The recent death of 8-year-old Noshat Nahian, who was struck and killed on his way to school in Woodside by a tractor-trailer making an allegedly illegal left turn on Northern Boulevard has residents, politicians, safety activists and even emergency room doctors looking for real changes to help make the borough’s streets safe for pedestrians.
Sadly, Nahian’s death on Dec. 20 was not an isolated incident but rather part of what many area leaders and residents are calling a disturbing trend of rising pedestrian injuries and fatalities in the borough.
A recent pedestrian injury summit, held at Elmhurst Hospital Center, confirmed that such injuries have been rising for about a decade and peaked last year with nearly 300 injuries, second only to falls as the major cause of injuries treated at the hospital.
Dr. George Agriantonis, Elmhurst Hospital’s director of trauma, said he noticed pedestrian injuries really start to climb noticeably about two years ago.
“We’ve been seeing some very serious pedestrian injuries including severe head traumas, abdominal Injuries and pelvic fractures,” he said.
He also noted that while Queens Boulevard used to be one of the most dangerous thoroughfares for pedestrians, in the past few years both Northern Blvd and Roosevelt Avenue have become increasingly dangerous spots for walkers and bicyclists alike.
Drawing on some of the data brought out at Elmhurst’s recent summit, Agriantonis said that overall prevention of pedestrian accidents is something that is both within reach and of the utmost urgency.
“What can be done is a combination of education, redesign of roadways and traffic devices and taking a look at streets and finding ways to make them more pedestrian friendly,” he said.
He added that some intersections can be made safer and that law enforcement can examine how pedestrians cross major roadways and also better monitor drivers and how they obey traffic signs and signals and whether or not they yield to pedestrians.
Moreover, Agriantonis said that the hospital is currently in the middle of a separate study, examining the circumstances of each and every pedestrian injury to try and see what each person was doing and what was going-on at the time of the accident.
He said he is hopeful that the study will show some other trends as well, such as whether or not distractions such as cell phones, texting or earphones played any part.
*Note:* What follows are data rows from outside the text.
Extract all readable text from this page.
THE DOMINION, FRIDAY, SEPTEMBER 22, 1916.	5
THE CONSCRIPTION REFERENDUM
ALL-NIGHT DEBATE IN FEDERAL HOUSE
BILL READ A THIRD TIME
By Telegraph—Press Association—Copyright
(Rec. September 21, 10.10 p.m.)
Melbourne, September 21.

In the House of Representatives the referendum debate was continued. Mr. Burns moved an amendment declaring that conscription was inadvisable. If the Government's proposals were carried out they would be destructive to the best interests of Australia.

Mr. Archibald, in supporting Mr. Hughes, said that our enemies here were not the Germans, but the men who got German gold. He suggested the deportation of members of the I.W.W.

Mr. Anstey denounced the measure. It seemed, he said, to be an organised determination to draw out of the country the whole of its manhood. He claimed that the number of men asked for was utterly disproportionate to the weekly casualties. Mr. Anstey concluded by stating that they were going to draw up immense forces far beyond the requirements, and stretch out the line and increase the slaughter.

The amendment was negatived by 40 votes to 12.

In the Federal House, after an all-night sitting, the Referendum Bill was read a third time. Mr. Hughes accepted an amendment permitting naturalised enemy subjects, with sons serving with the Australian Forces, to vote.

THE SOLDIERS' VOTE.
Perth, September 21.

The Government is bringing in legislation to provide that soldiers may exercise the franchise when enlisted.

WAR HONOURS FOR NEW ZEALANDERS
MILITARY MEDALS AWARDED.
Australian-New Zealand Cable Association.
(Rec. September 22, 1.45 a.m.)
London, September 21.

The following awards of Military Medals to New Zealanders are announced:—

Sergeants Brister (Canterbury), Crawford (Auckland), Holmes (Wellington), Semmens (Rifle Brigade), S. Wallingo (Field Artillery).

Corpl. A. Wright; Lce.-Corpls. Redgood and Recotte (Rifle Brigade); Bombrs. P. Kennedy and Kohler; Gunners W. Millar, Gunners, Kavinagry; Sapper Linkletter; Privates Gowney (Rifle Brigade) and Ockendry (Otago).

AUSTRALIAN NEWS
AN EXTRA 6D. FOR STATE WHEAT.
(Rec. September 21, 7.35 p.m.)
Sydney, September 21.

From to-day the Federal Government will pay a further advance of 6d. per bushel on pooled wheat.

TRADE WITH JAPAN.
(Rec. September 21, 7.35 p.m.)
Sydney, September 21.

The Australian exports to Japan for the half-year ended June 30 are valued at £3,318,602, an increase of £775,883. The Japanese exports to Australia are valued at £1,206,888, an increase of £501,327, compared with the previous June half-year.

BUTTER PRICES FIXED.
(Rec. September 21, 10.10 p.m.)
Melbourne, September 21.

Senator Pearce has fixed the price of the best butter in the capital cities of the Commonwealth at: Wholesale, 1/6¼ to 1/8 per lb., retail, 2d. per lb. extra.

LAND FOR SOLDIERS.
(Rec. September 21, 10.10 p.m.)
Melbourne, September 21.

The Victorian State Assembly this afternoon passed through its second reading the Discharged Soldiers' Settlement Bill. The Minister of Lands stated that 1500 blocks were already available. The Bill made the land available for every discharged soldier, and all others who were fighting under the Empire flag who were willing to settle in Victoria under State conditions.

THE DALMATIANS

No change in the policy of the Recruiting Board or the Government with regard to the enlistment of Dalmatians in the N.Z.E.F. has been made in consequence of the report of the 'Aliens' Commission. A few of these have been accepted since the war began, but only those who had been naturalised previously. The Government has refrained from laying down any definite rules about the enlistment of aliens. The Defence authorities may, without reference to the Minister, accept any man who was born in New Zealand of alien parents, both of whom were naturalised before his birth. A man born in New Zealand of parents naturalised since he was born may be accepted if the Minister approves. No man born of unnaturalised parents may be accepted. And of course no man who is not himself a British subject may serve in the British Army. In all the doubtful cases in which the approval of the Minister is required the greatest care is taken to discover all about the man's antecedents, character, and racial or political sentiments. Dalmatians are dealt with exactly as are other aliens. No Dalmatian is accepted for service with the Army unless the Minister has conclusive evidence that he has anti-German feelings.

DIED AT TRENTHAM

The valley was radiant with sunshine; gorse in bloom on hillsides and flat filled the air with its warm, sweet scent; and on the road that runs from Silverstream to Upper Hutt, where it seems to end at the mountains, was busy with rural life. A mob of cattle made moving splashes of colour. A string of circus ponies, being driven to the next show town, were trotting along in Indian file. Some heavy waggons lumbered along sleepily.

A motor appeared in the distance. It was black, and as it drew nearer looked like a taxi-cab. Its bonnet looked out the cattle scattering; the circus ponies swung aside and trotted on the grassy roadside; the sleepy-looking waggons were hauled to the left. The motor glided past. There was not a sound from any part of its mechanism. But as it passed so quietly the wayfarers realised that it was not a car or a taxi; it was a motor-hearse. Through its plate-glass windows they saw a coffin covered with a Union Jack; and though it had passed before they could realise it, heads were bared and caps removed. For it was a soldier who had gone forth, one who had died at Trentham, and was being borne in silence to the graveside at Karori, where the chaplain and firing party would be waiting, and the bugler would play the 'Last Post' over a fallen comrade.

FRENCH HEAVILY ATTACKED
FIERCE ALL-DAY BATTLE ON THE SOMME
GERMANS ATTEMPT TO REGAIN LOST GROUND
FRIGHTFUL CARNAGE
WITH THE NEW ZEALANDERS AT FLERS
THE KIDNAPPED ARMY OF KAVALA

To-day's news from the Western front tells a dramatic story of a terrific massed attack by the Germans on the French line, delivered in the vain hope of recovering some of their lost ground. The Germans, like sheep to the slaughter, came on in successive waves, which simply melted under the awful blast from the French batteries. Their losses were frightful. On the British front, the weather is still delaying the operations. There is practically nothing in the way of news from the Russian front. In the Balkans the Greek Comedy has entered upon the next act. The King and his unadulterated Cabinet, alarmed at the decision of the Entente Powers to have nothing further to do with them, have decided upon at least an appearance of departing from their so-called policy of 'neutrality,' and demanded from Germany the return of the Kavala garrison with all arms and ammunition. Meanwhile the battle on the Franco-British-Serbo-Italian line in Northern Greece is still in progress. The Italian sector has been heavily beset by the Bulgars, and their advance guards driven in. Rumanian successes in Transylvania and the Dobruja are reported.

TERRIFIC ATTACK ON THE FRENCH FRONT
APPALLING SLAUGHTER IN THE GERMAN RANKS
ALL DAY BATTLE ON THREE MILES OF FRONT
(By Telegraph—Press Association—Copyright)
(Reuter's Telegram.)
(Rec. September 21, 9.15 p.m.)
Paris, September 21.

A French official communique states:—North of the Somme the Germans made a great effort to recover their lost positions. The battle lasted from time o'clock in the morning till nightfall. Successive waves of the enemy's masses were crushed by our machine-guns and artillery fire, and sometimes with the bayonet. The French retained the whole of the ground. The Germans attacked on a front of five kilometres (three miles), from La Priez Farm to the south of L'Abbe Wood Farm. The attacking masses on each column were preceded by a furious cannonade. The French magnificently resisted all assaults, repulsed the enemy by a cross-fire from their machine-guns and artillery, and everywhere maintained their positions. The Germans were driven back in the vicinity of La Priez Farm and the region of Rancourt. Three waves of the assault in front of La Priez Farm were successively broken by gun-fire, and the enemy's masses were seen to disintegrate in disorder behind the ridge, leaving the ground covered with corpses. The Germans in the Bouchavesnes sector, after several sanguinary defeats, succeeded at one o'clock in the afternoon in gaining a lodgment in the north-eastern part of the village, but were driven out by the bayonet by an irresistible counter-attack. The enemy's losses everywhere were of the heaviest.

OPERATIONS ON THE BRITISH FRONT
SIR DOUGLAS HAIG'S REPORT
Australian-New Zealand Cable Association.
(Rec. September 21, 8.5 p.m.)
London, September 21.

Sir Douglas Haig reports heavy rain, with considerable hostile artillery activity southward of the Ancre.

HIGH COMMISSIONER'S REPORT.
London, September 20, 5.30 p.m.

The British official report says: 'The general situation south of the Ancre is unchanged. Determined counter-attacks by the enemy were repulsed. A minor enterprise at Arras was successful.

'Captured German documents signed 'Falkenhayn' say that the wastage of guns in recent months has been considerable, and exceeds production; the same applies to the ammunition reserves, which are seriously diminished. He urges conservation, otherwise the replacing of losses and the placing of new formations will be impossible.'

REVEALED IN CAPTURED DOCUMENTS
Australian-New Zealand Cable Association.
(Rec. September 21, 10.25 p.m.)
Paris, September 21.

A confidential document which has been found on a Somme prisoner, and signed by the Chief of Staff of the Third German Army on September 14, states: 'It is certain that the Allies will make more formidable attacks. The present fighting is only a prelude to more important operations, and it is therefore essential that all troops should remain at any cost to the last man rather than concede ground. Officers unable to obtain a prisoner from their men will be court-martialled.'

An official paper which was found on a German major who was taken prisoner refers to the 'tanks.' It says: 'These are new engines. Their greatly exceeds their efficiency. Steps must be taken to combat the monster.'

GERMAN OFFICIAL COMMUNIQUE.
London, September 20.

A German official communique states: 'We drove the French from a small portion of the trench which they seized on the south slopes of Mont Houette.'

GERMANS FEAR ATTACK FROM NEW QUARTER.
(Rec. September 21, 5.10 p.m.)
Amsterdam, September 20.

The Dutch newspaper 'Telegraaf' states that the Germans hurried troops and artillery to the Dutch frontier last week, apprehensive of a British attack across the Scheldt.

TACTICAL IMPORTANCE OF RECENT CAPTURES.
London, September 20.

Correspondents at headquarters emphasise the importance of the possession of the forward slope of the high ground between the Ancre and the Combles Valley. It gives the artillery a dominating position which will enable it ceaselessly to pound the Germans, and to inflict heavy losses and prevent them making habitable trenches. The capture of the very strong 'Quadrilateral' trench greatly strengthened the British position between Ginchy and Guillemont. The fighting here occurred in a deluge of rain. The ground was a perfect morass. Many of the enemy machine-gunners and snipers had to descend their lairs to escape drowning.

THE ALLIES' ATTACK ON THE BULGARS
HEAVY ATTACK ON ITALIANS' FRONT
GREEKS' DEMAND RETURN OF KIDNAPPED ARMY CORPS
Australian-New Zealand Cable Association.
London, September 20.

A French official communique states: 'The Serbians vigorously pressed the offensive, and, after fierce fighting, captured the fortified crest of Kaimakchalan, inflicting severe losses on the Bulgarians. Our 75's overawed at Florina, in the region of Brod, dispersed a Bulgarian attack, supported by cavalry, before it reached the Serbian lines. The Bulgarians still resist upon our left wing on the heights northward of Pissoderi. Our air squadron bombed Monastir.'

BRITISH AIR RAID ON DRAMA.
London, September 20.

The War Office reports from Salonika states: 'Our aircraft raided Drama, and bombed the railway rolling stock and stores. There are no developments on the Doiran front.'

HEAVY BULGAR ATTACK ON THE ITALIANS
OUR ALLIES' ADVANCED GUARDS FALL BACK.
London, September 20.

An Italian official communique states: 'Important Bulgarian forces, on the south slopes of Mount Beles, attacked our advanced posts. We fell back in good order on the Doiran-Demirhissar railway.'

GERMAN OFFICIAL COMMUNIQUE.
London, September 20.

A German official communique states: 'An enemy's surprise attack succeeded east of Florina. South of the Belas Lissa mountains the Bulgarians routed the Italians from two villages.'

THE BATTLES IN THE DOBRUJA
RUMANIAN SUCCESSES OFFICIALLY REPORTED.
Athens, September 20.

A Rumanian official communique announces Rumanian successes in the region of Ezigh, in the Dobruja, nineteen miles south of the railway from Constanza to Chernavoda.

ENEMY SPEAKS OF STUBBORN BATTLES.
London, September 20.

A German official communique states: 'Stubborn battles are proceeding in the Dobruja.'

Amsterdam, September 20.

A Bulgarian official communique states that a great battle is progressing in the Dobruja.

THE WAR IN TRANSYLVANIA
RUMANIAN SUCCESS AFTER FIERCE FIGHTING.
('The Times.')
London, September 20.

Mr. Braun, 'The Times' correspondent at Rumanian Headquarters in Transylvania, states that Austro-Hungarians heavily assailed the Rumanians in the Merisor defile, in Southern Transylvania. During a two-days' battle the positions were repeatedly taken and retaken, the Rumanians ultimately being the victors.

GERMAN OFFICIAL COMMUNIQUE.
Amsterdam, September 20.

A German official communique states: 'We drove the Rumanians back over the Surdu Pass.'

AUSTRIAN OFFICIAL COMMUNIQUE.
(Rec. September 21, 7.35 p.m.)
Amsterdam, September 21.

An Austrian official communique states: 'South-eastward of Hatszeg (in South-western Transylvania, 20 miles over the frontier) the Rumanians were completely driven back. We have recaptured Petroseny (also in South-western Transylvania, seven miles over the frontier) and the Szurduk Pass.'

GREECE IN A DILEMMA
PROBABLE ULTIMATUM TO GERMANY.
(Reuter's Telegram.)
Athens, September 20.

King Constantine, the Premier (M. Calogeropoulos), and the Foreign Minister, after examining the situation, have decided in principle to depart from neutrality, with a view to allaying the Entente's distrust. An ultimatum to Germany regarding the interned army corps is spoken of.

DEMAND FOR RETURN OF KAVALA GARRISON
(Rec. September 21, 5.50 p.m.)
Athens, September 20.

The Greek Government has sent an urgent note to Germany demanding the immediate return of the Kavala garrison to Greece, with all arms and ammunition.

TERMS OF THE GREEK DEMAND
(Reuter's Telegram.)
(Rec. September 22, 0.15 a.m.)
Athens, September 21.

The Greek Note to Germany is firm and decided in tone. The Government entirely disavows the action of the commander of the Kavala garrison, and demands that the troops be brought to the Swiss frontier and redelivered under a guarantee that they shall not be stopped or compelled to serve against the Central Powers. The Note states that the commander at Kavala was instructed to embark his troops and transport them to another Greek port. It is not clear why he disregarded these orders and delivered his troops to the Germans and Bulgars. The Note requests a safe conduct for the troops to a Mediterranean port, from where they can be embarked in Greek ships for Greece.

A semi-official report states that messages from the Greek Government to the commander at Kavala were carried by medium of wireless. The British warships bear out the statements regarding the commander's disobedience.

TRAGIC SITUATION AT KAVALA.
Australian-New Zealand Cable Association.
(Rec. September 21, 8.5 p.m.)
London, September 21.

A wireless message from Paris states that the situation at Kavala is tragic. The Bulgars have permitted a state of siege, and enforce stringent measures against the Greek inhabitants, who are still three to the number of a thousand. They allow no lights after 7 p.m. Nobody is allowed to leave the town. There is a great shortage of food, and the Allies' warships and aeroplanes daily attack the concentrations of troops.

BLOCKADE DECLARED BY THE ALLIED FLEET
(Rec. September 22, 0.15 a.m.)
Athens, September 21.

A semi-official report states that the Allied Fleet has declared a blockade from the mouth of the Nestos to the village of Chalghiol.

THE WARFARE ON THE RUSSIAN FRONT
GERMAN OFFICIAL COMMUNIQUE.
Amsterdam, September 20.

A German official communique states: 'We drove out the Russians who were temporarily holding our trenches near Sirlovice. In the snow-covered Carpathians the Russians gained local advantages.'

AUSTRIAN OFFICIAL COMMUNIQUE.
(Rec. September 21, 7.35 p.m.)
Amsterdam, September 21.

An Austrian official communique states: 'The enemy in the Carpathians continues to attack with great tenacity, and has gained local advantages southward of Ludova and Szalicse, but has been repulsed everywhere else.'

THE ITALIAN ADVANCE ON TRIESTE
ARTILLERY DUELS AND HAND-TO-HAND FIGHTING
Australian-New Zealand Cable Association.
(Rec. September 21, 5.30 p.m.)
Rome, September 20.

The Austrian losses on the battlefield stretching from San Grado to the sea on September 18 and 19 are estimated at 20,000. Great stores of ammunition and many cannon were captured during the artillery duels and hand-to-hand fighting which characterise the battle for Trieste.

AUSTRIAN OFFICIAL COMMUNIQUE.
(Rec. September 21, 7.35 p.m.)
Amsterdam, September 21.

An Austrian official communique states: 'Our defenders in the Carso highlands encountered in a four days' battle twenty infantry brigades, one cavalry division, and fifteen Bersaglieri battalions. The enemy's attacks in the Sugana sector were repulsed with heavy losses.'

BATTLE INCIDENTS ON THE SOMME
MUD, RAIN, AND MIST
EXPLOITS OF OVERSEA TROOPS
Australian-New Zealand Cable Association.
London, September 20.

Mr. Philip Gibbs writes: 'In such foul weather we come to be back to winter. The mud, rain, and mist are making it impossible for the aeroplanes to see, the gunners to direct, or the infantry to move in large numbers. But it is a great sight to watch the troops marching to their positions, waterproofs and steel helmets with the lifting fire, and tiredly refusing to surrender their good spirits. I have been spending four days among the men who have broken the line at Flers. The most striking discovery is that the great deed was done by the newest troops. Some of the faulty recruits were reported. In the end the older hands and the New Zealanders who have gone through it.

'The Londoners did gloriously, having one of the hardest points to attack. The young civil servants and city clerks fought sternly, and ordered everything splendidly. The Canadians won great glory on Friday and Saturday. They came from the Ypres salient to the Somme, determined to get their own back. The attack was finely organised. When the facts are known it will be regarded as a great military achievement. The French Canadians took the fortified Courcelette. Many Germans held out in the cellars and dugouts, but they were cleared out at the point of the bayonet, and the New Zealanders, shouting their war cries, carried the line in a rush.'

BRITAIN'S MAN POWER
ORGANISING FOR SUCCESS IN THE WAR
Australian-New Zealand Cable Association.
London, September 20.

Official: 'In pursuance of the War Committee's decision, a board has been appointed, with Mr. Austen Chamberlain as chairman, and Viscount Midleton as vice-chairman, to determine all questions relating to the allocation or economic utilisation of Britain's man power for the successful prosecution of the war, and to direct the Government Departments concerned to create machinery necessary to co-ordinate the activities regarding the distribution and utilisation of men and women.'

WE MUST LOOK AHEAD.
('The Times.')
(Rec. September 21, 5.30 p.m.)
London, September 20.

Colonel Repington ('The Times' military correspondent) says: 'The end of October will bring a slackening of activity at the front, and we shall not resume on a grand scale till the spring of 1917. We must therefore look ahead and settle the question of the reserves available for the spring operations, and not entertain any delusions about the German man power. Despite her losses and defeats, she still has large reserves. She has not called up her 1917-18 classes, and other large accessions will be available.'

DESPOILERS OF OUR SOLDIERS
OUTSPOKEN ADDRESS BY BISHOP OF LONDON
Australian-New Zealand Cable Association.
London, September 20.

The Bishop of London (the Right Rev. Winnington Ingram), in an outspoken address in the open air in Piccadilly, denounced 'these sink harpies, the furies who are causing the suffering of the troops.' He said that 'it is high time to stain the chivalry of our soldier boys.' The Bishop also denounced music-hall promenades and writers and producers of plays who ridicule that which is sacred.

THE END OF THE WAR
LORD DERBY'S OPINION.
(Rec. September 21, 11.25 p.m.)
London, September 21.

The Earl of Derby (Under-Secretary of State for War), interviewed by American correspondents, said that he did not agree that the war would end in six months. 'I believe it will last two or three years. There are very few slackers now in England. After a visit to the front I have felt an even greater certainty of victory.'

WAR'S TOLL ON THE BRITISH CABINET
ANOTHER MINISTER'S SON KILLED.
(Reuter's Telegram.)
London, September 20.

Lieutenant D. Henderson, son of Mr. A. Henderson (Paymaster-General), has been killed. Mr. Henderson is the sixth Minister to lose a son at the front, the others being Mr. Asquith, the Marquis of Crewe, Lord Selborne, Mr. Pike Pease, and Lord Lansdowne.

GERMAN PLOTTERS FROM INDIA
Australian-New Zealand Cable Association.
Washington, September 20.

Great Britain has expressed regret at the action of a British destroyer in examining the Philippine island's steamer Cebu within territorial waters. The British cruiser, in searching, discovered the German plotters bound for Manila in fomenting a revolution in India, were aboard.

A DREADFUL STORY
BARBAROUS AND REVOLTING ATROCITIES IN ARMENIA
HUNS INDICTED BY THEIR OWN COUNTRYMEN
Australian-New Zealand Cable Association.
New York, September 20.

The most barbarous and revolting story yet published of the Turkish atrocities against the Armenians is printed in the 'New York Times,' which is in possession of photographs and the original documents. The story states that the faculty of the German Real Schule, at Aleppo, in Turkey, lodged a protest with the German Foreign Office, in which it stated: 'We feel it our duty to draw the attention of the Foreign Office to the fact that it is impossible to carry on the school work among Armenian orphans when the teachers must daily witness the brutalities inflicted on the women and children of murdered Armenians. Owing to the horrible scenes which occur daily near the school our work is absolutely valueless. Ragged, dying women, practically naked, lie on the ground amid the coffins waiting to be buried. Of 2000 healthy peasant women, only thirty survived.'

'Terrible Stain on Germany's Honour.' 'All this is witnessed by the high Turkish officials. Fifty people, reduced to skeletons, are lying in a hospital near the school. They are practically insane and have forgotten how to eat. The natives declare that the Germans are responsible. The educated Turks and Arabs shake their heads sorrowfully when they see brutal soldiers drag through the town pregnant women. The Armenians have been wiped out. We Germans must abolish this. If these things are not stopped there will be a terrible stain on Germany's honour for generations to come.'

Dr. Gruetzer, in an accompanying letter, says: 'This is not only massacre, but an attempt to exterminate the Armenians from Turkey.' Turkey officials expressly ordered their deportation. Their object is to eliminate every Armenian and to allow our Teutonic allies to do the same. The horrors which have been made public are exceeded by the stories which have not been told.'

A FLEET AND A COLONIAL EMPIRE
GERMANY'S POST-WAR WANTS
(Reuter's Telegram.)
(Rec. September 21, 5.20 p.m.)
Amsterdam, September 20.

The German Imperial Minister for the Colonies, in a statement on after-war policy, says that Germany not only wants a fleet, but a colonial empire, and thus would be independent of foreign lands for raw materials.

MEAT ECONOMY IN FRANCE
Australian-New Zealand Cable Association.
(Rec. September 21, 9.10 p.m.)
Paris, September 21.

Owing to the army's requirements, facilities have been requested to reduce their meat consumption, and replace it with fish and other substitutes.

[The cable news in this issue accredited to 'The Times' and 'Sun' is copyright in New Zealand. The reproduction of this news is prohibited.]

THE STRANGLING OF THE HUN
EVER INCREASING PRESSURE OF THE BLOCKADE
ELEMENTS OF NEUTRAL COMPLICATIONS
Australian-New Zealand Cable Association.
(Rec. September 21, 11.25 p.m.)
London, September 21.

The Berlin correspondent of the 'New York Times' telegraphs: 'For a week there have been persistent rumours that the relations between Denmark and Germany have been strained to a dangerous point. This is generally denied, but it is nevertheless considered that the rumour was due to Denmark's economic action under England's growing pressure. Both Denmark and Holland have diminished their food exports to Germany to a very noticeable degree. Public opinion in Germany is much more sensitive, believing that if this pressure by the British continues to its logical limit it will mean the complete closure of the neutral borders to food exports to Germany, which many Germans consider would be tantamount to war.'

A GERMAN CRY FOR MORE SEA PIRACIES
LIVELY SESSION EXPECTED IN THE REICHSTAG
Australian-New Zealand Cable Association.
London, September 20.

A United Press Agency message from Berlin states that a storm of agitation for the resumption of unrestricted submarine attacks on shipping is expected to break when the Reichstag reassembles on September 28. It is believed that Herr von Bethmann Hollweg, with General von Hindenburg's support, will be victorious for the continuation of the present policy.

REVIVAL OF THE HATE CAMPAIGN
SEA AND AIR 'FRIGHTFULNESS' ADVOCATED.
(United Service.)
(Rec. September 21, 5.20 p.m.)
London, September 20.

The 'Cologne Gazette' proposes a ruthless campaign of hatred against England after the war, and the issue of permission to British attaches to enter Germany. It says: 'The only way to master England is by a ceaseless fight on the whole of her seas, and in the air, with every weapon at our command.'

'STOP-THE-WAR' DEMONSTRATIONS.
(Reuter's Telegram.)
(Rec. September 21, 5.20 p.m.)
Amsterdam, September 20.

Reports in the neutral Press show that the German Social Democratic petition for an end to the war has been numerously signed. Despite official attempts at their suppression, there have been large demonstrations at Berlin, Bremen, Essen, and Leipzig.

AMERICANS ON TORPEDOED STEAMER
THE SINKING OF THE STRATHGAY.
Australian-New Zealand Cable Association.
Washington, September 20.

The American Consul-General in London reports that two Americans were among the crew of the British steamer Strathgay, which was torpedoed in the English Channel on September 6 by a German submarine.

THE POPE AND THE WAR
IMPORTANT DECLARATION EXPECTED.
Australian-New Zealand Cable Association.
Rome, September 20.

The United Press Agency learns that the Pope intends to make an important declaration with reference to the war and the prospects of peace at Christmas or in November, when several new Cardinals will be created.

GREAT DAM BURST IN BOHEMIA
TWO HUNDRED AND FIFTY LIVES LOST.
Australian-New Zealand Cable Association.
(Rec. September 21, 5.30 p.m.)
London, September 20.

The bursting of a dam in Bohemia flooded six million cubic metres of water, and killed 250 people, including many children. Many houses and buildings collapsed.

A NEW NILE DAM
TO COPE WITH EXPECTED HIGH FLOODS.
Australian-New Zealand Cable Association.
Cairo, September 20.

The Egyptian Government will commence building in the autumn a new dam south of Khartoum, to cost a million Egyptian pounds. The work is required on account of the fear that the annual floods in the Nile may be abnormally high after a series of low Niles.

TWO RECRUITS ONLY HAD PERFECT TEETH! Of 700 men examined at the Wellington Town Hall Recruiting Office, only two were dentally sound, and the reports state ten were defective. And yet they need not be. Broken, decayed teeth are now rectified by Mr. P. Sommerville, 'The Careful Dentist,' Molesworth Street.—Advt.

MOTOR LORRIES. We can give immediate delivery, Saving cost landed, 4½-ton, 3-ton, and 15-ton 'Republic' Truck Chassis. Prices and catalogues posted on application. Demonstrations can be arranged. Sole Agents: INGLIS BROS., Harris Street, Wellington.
“Right now, all we can do is speculate,” Agriantonis said.
Cristina Furlong, a Jackson Heights resident and spokesperson for MakeQueensSafer, a group formed to bring awareness to issues such as reckless driving, unsafe street design, and lack of enforcement of traffic laws, said that more focus is needed on pedestrian safety in the borough.
“It is so important, especially in Queens, to get people to stand up and demand change when tragedies, such as the death of an 8-year-old school boy occur,” said Furlong.
Furlong, who both attended and helped organize a recent vigil for Nahian, called Northern Boulevard a “major danger,” especially because there are three schools along the route that make crossing the boulevard a necessity for scores of school children.
Among the changes MakeQueensSafer is hoping to see include development of a strong community-based movement that sees pedestrian and cyclist fatalities as intolerable and 100 percent preventable; safer street designs; stronger enforcement of traffic laws; driver accountability and helping to provide resources and education materials on driver, pedestrian, and cyclist safety on Queens’ overcrowded streets.
In the short term, Furlong hopes to protect kids with crossing guards and street safety education programs.
But, long term, she said the community needs to reach out to elected officials in Albany and ask them for changes to laws regarding reckless driving as well as highway redesign.
“There’s an epidemic of drivers who walk away from fatal collisions with little more than a few tickets,” she said, adding that stiffer penalties for reckless driving are needed.
State Sen. Michael Gianaris (D-Astoria) has introduced legislation that would crack down on reckless drivers after a crash by empowering police to remove the involved vehicle’s plates and impound the vehicle pending an accident investigation.
Furlong made the comparison to how police can seize and impound vehicles involved in felony drug offenses.
“Reckless driving is a crime,” she said. “We need to start treating it like one.”